Как автору, мне иметь мнение о «Рассказах» не полагается, но дать аннотацию право есть. Эта книга – комментарий к полутора десяткам ахматовских писем ко мне. Не строгий академический, не исследовательский исторический, не концептуальный литературный, а академический, исторический, литературный, психологический, импрессионистский и какой вы хотите, в той органической связанности этих качеств, которую принято называть человеческой, и в том содержании, которое в них предполагает человек с улицы. Я готов принять, что Бродский смотрел на Ахматову более остраненно, что ему было открыто в ней что-то иное, нежели мне, возможно, более крупное или более таинственное. Вполне естественно, если он иначе, чем я, может быть, более проникновенно, читал ее «слова прощенья и любви», про которые написал так пронзительно:

Великая душа, поклон через моря,

за то, что их нашла, – тебе и части тленной,

что спит в земле <сырой>, тебе благодаря

обретшей речи дар в глухонемой вселенной.

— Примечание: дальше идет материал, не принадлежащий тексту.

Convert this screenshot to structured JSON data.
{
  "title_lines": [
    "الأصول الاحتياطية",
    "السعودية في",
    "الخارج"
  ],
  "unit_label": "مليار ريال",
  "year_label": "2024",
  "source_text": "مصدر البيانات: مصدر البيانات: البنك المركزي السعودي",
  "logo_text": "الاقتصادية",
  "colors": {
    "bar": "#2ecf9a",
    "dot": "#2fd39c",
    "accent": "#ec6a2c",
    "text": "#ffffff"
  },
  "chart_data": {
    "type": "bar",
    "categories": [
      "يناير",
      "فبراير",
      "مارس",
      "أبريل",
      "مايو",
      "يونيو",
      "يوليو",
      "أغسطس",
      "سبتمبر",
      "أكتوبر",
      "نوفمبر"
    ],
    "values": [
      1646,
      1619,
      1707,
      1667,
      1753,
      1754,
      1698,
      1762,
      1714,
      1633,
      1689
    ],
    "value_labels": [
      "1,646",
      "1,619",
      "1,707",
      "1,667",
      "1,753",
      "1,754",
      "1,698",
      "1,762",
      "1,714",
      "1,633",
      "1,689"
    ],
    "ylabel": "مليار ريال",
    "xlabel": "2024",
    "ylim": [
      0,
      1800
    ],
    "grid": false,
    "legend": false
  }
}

Во всяком случае, с заменой «родной земли» на «сырую» – ибо и в Комарове сыро, и в Манхэттене, и тем более, в Венеции – это теперь навсегда обратилось на него самого. Но в историях, которые Бродский наговорил Волкову на магнитофон, тоже много «не так», фактически. Ахматова, однако, – та. В «Рассказах» не мне судить, та ли Ахматова, но письма – те, и так вышло, что что́ стоит за тем или иным словом, знаю я и больше никто, и эта коллизия, возможно, его и не устраивала. Если так, то это все равно что его не устраивали сами письма. Так что да, да, я под себя пишу, под свое знание вещей, мне доверенных, писем, ко мне обращенных, справляясь у собственной жизни.

Когда Бродский пообещал напечатать книгу, я еще не понимал, каким могущественным влиянием он обладает. Его рекомендация не обсуждалась, тебе давали грант, место в университете, в журнале, заключали контракт на публикацию, и наоборот, его неодобрение закрывало возможности – как это на время случилось, например, с аксеновским «Ожогом». Мою книгу он не рекомендовал, но и никак не препятствовал, когда ее захотели напечатать. Историю про то, как он дал убийственную оценку «Ожогу» в издательстве, где книгу намеревались выпустить, мне рассказывали по отдельности Бродский, Аксенов и Ефимов, тогда работавший в «Ардисе», куда пришла рукопись книги из России, и у всех троих она совпадала в деталях. Единственное, что прибавлял к ней в конце Бродский, был комментарий: «А по-вашему тоже, мне уже навсегда запрещено говорить, что́ я думаю, если что-то не нравится?» И я посочувствовал ему.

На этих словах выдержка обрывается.